Similarly, we also compared the experimental results of the proposed method with five other existing methods on the H. pylori dataset. From Table 8, we can see that the proposed method achieves good prediction results, including accuracy, precision, and sensitivity. Specifically, signature products, boosting, and phylogenetic bootstrap methods have obtained a relatively high precision, which is 85.70%, 81.69%, and 80.20%, respectively. The HKNN and ensemble of HKNN methods have obtained a relatively high sensitivity, which is 86.00% and 86.70%, respectively. However, compared with other methods, the proposed model achieved 83.64% accuracy, 89.71% precision, 75.98% sensitivity, and 72.26% MCC. The above results show that using MatPCA and weighted sparse representation-based classification can effectively predict protein-protein interactions with good prediction performance.

4. Conclusions

In the postgenomic era, it is essential to employ computational methods to predict the interactions between protein pairs as this is important for explaining the molecular basis of complex cellular processes.
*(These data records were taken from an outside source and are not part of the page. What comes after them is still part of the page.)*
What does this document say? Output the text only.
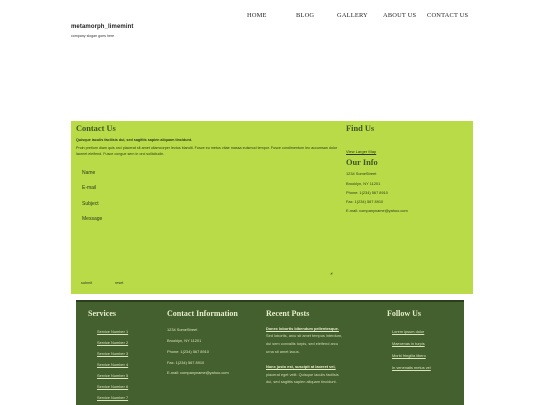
metamorph_limemint
company slogan goes here
HOME	BLOG	GALLERY ABOUT US CONTACT US
Contact Us
Quisque iaculis facilisis dui, sed sagittis sapien aliquam tincidunt.
Proin pretium diam quis orci placerat sit amet ullamcorper lectus blandit. Fusce eu metus vitae massa euismod tempor. Fusce condimentum leo accumsan dolor laoreet eleifend. Fusce congue sem in orci sollicitudin.
Name
E-mail
Subject
Message
◢
submit	reset
Find Us
View Larger Map
Our Info
1234 SomeStreet
Brooklyn, NY 11201
Phone: 1(234) 567 8910
Fax: 1(234) 567 8910
E-mail: companyname@yahoo.com
Services
Service Number 1
Service Number 2
Service Number 3
Service Number 4
Service Number 5
Service Number 6
Service Number 7
Contact Information
1234 SomeStreet
Brooklyn, NY 11201
Phone: 1(234) 567 8910
Fax: 1(234) 567 8910
E-mail: companyname@yahoo.com
Recent Posts
Donec lobortis bibendum pellentesque.
Sed lobortis, arcu sit amet tempus interdum,
dui sem convallis turpis, sed eleifend arcu
urna sit amet lacus.
Nunc justo est, suscipit at laoreet vel,
placerat eget velit. Quisque iaculis facilisis
dui, sed sagittis sapien aliquam tincidunt.
Follow Us
Lorem ipsum dolor
Maecenas in turpis
Morbi fringilla libero
In venenatis metus vel
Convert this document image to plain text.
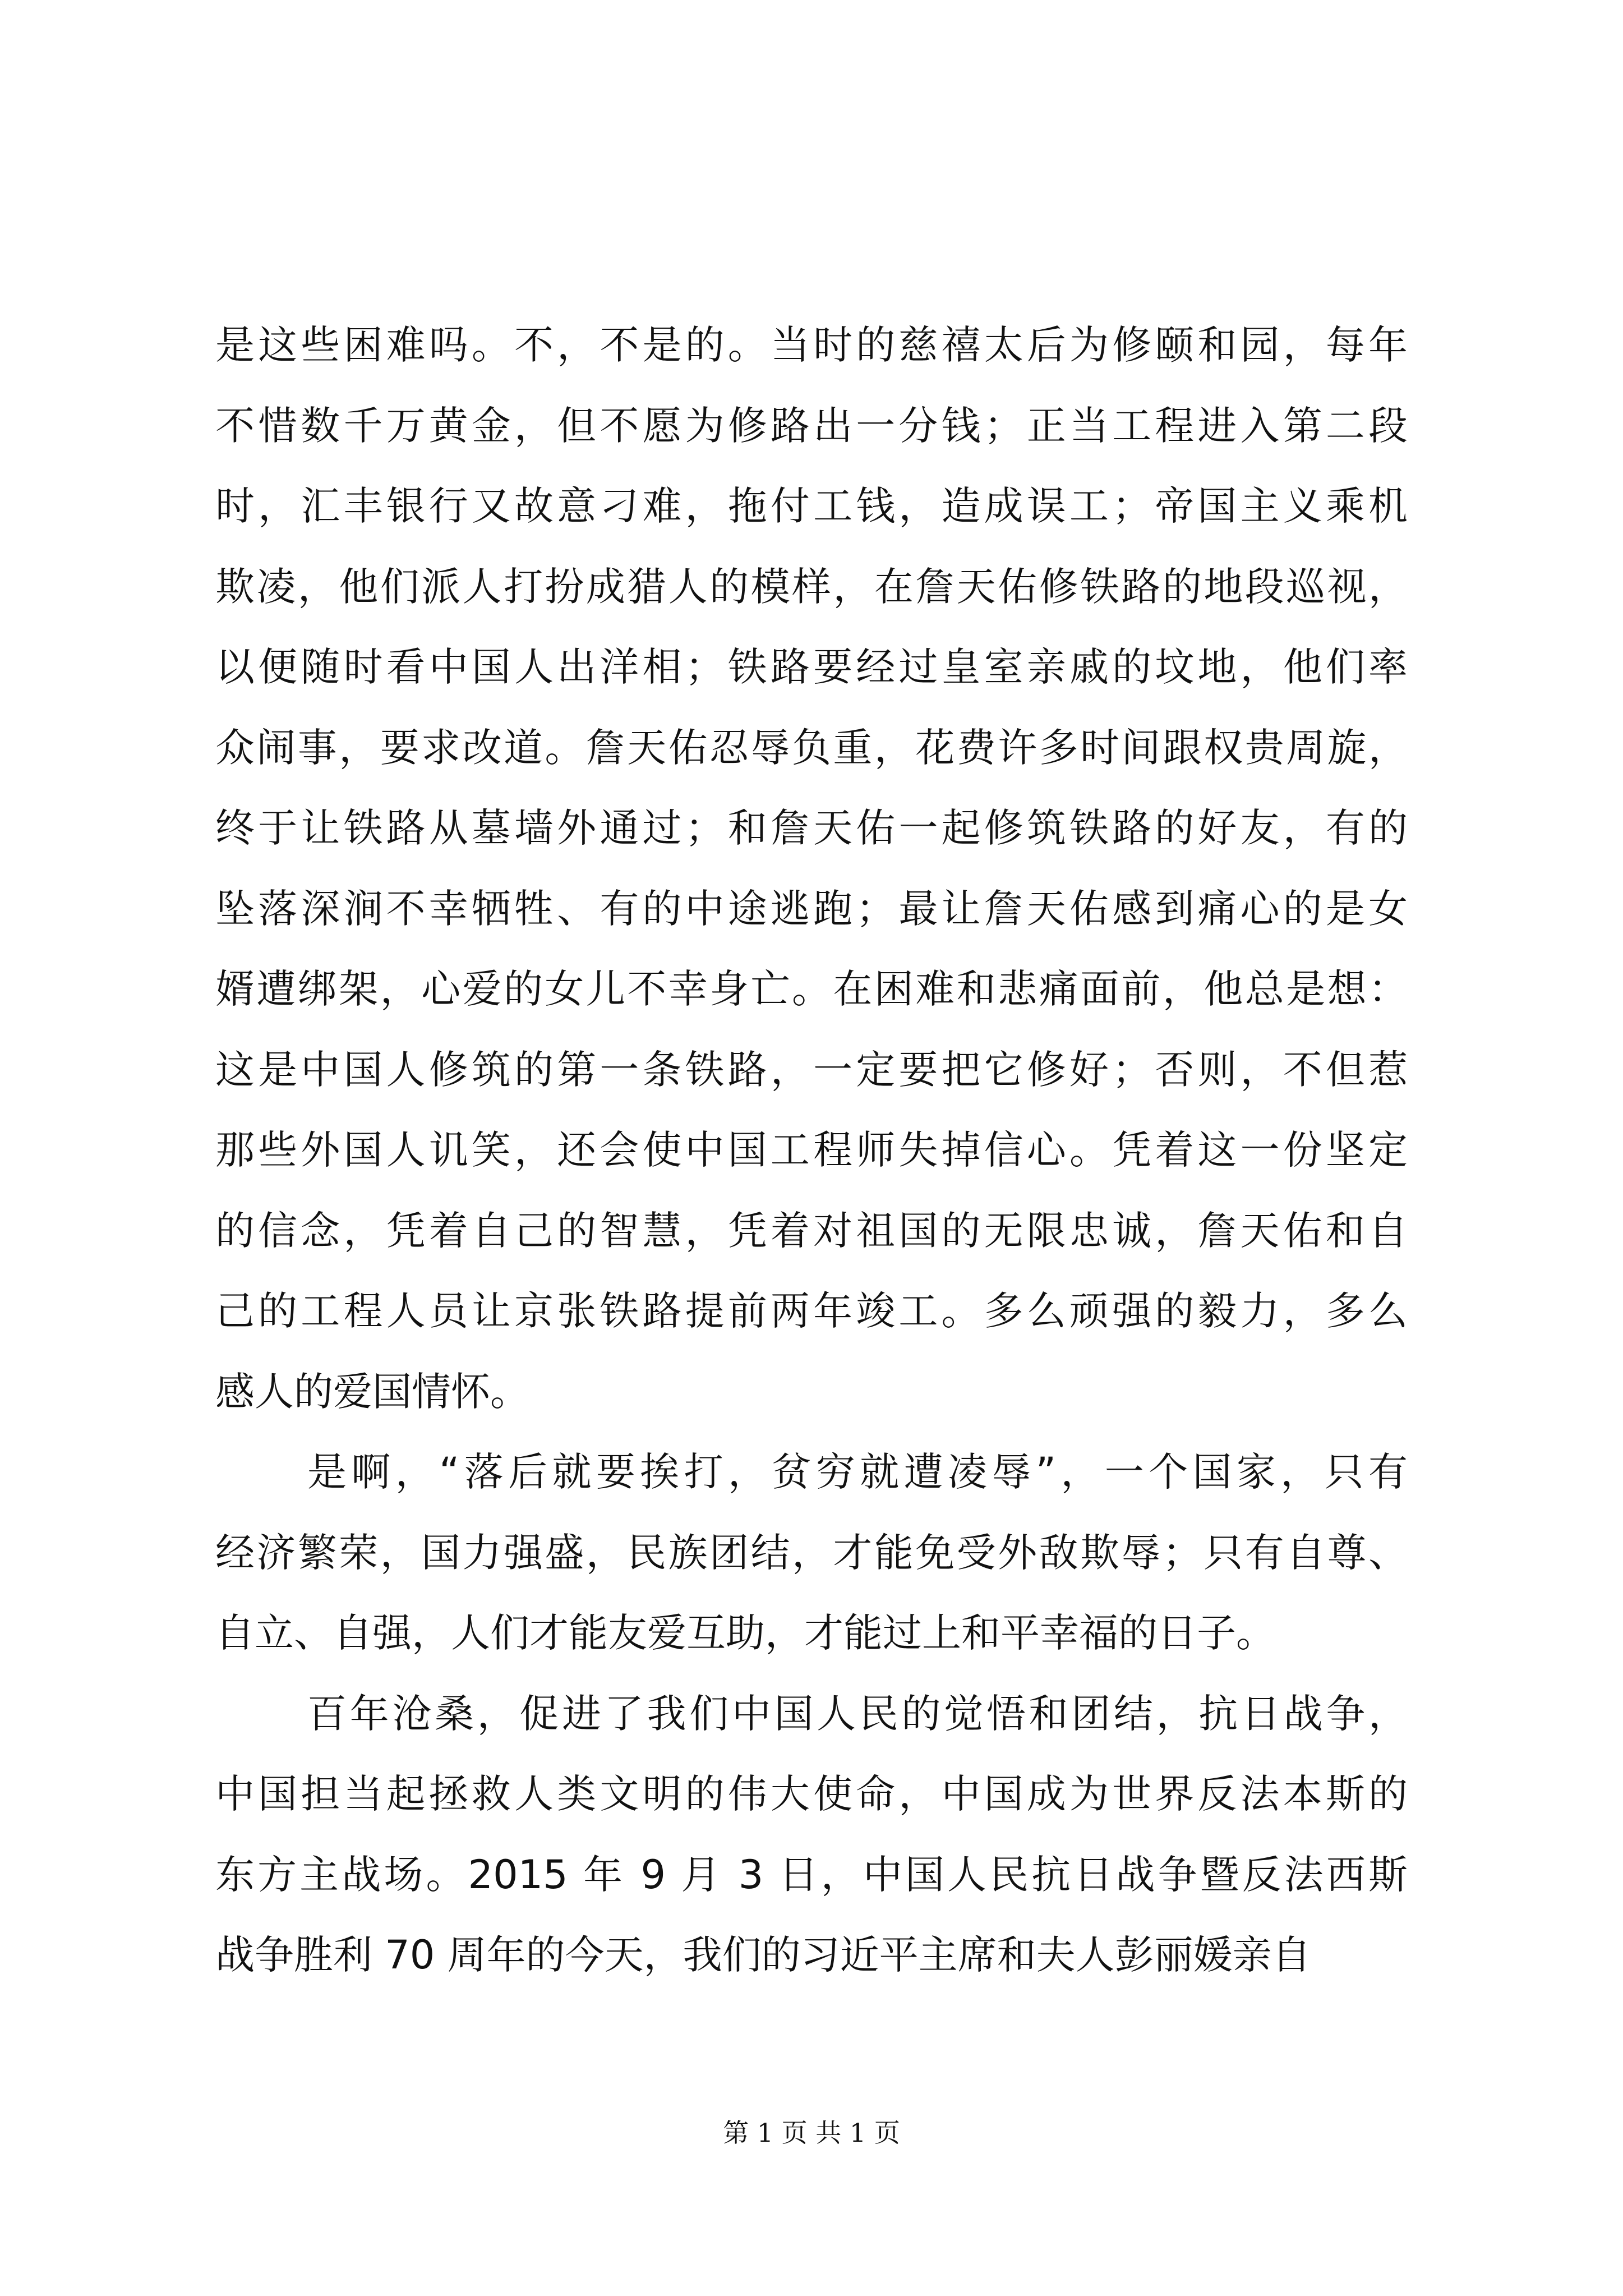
是这些困难吗。不，不是的。当时的慈禧太后为修颐和园，每年
不惜数千万黄金，但不愿为修路出一分钱；正当工程进入第二段
时，汇丰银行又故意刁难，拖付工钱，造成误工；帝国主义乘机
欺凌，他们派人打扮成猎人的模样，在詹天佑修铁路的地段巡视，
以便随时看中国人出洋相；铁路要经过皇室亲戚的坟地，他们率
众闹事，要求改道。詹天佑忍辱负重，花费许多时间跟权贵周旋，
终于让铁路从墓墙外通过；和詹天佑一起修筑铁路的好友，有的
坠落深涧不幸牺牲、有的中途逃跑；最让詹天佑感到痛心的是女
婿遭绑架，心爱的女儿不幸身亡。在困难和悲痛面前，他总是想：
这是中国人修筑的第一条铁路，一定要把它修好；否则，不但惹
那些外国人讥笑，还会使中国工程师失掉信心。凭着这一份坚定
的信念，凭着自己的智慧，凭着对祖国的无限忠诚，詹天佑和自
己的工程人员让京张铁路提前两年竣工。多么顽强的毅力，多么
感人的爱国情怀。
是啊，“落后就要挨打，贫穷就遭凌辱”，一个国家，只有
经济繁荣，国力强盛，民族团结，才能免受外敌欺辱；只有自尊、
自立、自强，人们才能友爱互助，才能过上和平幸福的日子。
百年沧桑，促进了我们中国人民的觉悟和团结，抗日战争，
中国担当起拯救人类文明的伟大使命，中国成为世界反法本斯的
东方主战场。2015 年 9 月 3 日，中国人民抗日战争暨反法西斯
战争胜利 70 周年的今天，我们的习近平主席和夫人彭丽媛亲自
第 1 页 共 1 页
In this paper, a novel computational model using solely protein sequence information was proposed for protein-protein interaction prediction. The proposed model first transforms the original protein sequence into a substitution matrix representation. Secondly, MatPCA, as a feature extraction algorithm, is applied to the SMR to capture evolutionary information of protein sequences. Finally, a weighted sparse representation-based classifier was used in this experiment to detect whether there are interactions between protein pairs. At the same time, we also used a five-fold cross-validation method to detect PPIs on three highly credible benchmark datasets including yeast, human, and H. pylori. Furthermore, we compared the experimental results of the proposed method with the SVM as well as different existing models to further demonstrate the prediction performance of different models in predicting PPIs. As expected, the experimental results confirm that our method has obtained good prediction results. These excellent predictive indicator values further demonstrate the effectiveness and feasibility of the proposed model, which will be regarded as a powerful tool for detecting potential PPIs.

Data Availability

The data used to support the findings of this study are available from the corresponding author upon request.

Disclosure

Zheng Wang and Yang Li are the co-first authors.

Conflicts of Interest

The authors declare no conflicts of interest.

Authors’ Contributions

Zheng Wang and Yang Li contributed equally to this work.

Acknowledgments

This research was funded by the National Natural Science Foundation of China (Grant no. 61572506).